Baca berita dengan sedikit iklan, klik di sini
APA yang harus dilakukan Hutomo Mandala Putra alias Tommy Soeharto untuk merebut jabatan Ketua Umum Partai Golkar?
Pertama, ia bisa menjual kehebatannya sebagai pemimpin yang disegani. Bayangkan, walaupun sempat mendekam dalam penjara selama hampir lima tahun, para pesaing tak mampu menghentikan laju perkembangan bisnisnya. Sukses itu mestinya diabadikan, misalnya, lewat sebuah buku yang bisa ia beri judul ”Kiat Jitu Mengelola Bisnis dari Penjara”. Jangan lupa, semua itu ia lakukan setelah Soeharto, sang bapak, tak lagi berkuasa.
Kedua, Tommy bisa menunjukkan bahwa pengaruhnya masih sangat kuat. Pada Agustus tahun lalu, PT Timor Putra Nasional, salah satu perusahaan miliknya, berhasil mengalahkan Bank Mandiri, yang dimiliki pemerintah. Mahkamah Agung menyatakan Timor Putra berhak atas uang senilai Rp 1,3 triliun.

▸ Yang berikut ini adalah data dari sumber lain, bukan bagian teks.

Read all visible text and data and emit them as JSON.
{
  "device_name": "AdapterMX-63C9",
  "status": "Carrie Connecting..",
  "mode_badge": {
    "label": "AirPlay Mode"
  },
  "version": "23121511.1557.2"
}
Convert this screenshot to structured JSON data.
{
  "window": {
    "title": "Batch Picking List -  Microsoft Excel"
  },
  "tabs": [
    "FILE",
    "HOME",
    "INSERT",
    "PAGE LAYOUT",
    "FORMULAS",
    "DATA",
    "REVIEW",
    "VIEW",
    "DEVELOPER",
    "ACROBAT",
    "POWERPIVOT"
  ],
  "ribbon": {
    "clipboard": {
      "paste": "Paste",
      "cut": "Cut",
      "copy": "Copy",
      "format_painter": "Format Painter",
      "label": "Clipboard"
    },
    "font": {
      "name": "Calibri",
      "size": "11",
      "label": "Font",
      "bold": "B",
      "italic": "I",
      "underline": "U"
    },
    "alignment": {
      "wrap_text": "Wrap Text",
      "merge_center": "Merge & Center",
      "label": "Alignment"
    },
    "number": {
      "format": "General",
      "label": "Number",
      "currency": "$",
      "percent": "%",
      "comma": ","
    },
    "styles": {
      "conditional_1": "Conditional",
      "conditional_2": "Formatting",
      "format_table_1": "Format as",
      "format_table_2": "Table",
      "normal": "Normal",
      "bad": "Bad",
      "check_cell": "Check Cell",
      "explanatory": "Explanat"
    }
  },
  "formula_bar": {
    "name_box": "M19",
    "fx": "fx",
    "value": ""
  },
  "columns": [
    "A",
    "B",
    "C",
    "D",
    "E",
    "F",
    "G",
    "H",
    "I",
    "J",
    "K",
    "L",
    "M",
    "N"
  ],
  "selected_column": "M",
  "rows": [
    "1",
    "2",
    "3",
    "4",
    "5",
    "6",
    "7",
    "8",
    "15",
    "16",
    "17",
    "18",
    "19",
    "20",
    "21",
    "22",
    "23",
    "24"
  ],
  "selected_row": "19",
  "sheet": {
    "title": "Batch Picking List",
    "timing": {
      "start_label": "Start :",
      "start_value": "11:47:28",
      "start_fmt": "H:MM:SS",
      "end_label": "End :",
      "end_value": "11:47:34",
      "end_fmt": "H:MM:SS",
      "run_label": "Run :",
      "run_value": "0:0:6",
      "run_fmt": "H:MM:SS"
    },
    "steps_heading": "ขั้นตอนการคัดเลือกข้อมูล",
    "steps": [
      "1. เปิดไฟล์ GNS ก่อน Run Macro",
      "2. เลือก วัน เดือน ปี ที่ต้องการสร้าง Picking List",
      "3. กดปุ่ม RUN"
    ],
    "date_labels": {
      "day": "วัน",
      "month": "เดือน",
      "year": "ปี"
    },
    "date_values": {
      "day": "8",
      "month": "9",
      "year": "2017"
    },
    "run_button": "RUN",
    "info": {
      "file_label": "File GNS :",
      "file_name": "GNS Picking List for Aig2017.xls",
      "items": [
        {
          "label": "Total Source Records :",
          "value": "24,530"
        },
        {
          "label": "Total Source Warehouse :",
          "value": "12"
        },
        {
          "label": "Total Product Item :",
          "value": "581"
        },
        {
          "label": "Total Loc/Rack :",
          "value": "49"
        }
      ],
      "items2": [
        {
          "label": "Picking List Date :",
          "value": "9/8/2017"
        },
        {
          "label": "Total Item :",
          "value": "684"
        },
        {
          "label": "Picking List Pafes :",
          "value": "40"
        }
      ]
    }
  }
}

Jika dua modal itu belum cukup, Tommy bisa menambah satu ”senjata” lagi: duit. Ia diyakini memiliki duit yang lebih dari cukup untuk maju bertanding. Dalam pemilihan orang pertama partai politik, terutama di Indonesia, bukan lagi rahasia bahwa faktor duit merupakan kunci sukses utama.
Soal ”gizi” yang pernah dikeluhkan Nurcholish Madjid ketika ikut konvensi Golkar beberapa tahun lalu, misalnya, jelas bukan masalah buat Tommy. Ia bahkan bisa menawarkan janji yang lebih wah ketimbang Aburizal, yang sanggup menyediakan dana abadi Rp 1 triliun. Tommy tak perlu serepot sang pesaing, yang sibuk menjelaskan asal-usul uang sebanyak itu, sementara ganti rugi korban lumpur Lapindo belum kunjung beres.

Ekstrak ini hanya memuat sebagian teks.